Thank you for your help!



I have not forgotten this.

The archive contains the C code. The Java/JCuda code might allow me to do a quicker test (even though I can imagine that leaving out the plotting and CLI would mean to strip away some of the parts where a lot of work went in…)

But more importantly, from quickly skimming over the code:

It does not look like there is anything that is related to „multiple GPUs“ (no streams, no cudaSetDevice, …) - am I overlooking something?

Hi Marco - my bad, I’m not sure how I managed to provide the wrong project zip. Here it is:



I had another short look at this (installed Java 11, worked around Lombok by generating the constructor/getters/seetters, skipped the python part, read/debug the code to find the right command line arguments that are necessary for running it…).

Now I can start it. I don’t know which configuration (block size, grid size…) you used for the tests.
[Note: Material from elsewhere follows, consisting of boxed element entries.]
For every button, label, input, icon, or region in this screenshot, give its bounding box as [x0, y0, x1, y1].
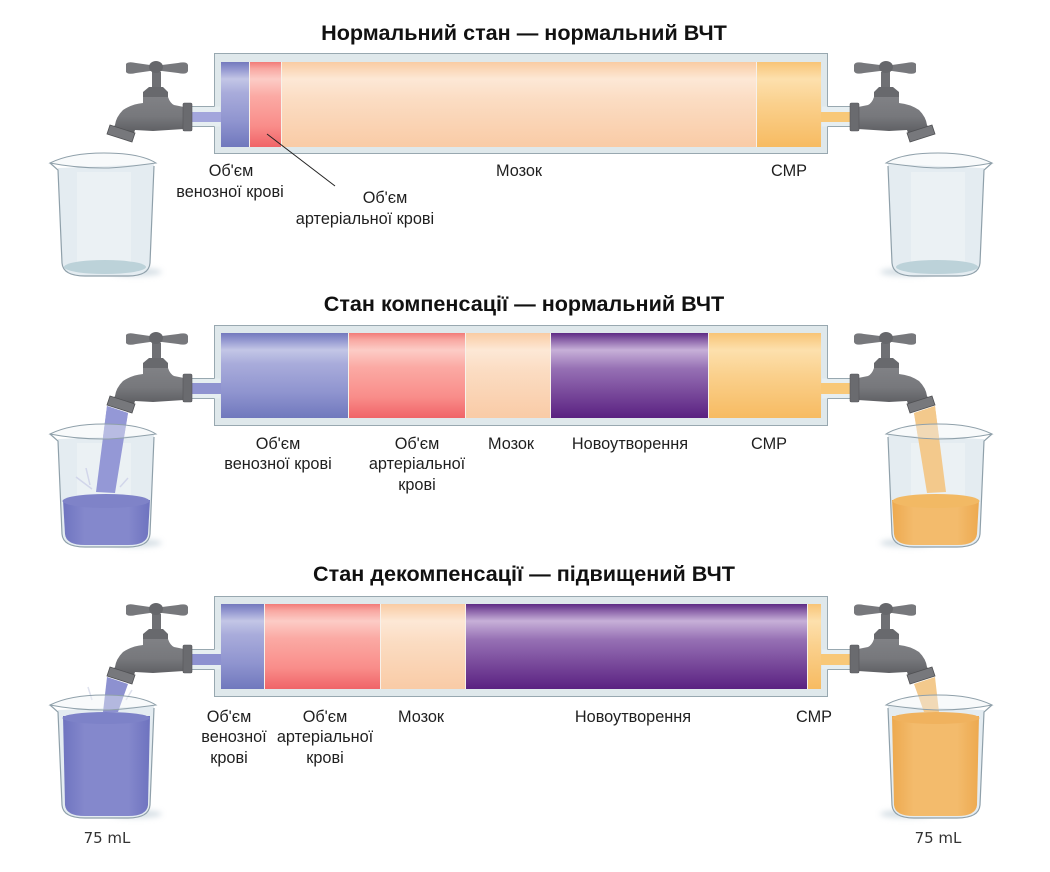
title: compensation state: Стан компенсації — нормальний ВЧТ	[324, 291, 724, 316]
icon: left beaker, partly filled	[50, 406, 162, 547]
icon: left beaker, empty	[50, 153, 162, 276]
label: venous volume: венозної крові	[176, 183, 284, 201]
icon: right beaker, partly filled	[880, 406, 992, 547]
label: venous volume: Об'єм	[256, 435, 300, 453]
panel: compensation state	[50, 291, 992, 547]
icon: left faucet with venous outflow	[107, 603, 192, 684]
leader line: arterial volume	[267, 134, 335, 186]
tube: decompensation state	[188, 596, 854, 696]
icon: right faucet with CSF outflow	[850, 603, 935, 684]
tube: compensation state	[188, 326, 854, 426]
label: venous volume: крові	[210, 749, 248, 767]
label: venous volume: Об'єм	[207, 708, 251, 726]
label: right volume 75 mL: 75 mL	[915, 829, 962, 847]
label: venous volume: Об'єм	[209, 162, 253, 180]
label: left volume 75 mL: 75 mL	[84, 829, 131, 847]
label: arterial volume: артеріальної крові	[296, 210, 434, 228]
icon: right faucet	[850, 61, 935, 142]
icon: left beaker, full	[50, 677, 162, 818]
label: neoplasm: Новоутворення	[572, 435, 688, 453]
label: arterial volume: артеріальної	[369, 455, 466, 473]
icon: right faucet with CSF outflow	[850, 332, 946, 493]
label: venous volume: венозної	[201, 728, 267, 746]
label: arterial volume: Об'єм	[395, 435, 439, 453]
title: normal state: Нормальний стан — нормальний ВЧТ	[321, 20, 727, 45]
label: brain: Мозок	[496, 162, 543, 180]
label: brain: Мозок	[488, 435, 535, 453]
label: neoplasm: Новоутворення	[575, 708, 691, 726]
label: brain: Мозок	[398, 708, 445, 726]
icon: left faucet	[107, 61, 192, 142]
label: arterial volume: Об'єм	[303, 708, 347, 726]
panel: decompensation state	[50, 561, 992, 847]
label: venous volume: венозної крові	[224, 455, 332, 473]
title: decompensation state: Стан декомпенсації — підвищений ВЧТ	[313, 561, 735, 586]
label: CSF: СМР	[771, 162, 807, 180]
label: arterial volume: артеріальної	[277, 728, 374, 746]
label: arterial volume: Об'єм	[363, 189, 407, 207]
label: arterial volume: крові	[306, 749, 344, 767]
icon: right beaker, empty	[880, 153, 992, 276]
icon: right beaker, full	[880, 677, 992, 818]
label: CSF: СМР	[751, 435, 787, 453]
label: CSF: СМР	[796, 708, 832, 726]
label: arterial volume: крові	[398, 476, 436, 494]
icon: left faucet with venous outflow	[96, 332, 192, 493]
panel: normal state	[50, 20, 992, 276]
tube: normal state	[188, 54, 854, 154]
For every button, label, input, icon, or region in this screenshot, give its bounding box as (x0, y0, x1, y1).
And … in any case, I only have one GPU, so… maybe no insights anyhow.

I also had a short look at the code itself. That’s really only the result of quickly looking at things like beforeTest and execute. I did not see anything that was „obviously, glaringly wrong“, but the copy operations may be worth another review.

For example: The beforeTest currently copies the host data to the device - for each „chunk“ (or section) of the data. I don’t know whether there’s a performance difference between

  • allocating the device memory for each „chunk“ individually and
  • allocating the device memory once, and only copy the chunks

At least, you could replace several small cuMemAlloc calls with one large one.

What might be more important: The copy operations are currently declared as ...Async. But most memory copy operations that involve host memory are not asynchronous (even when they are called Async). This is detailed in CUDA Runtime API :: CUDA Toolkit Documentation , and something like How to Overlap Data Transfers in CUDA C/C++ | NVIDIA Technical Blog explicitly says

The host memory involved in the data transfer must be pinned memory.

(See jcuda-samples/JCudaRuntimeMemoryBandwidths.java at master · jcuda/jcuda-samples · GitHub for a performance comparison - this one is for the CUDA Runtime API, but the numbers for the Driver API should be the same).

This would very roughly mean that your host memory would not be created with

    hostInputA = FloatBuffer.allocate(numSamples);

but with something like

    CUdeviceptr hostInputPointerA = new CUdeviceptr();
    cuMemAllocHost(hostInputPointerA, numSamples * Sizeof.FLOAT);
    hostInputA = hostInputPointerA.getByteBuffer().asFloatBuffer();
    // (Don't forget to free hostInputPointerA later!);

An aside: It could be helpful to actually examine all that with the CUDA Visual Profiler (just to see whether there is actually a compute+copy overlap).But I haven’t used that for a while, and it did not work so well for some CUDA versions. I’m not sure how well it works for the latest ones.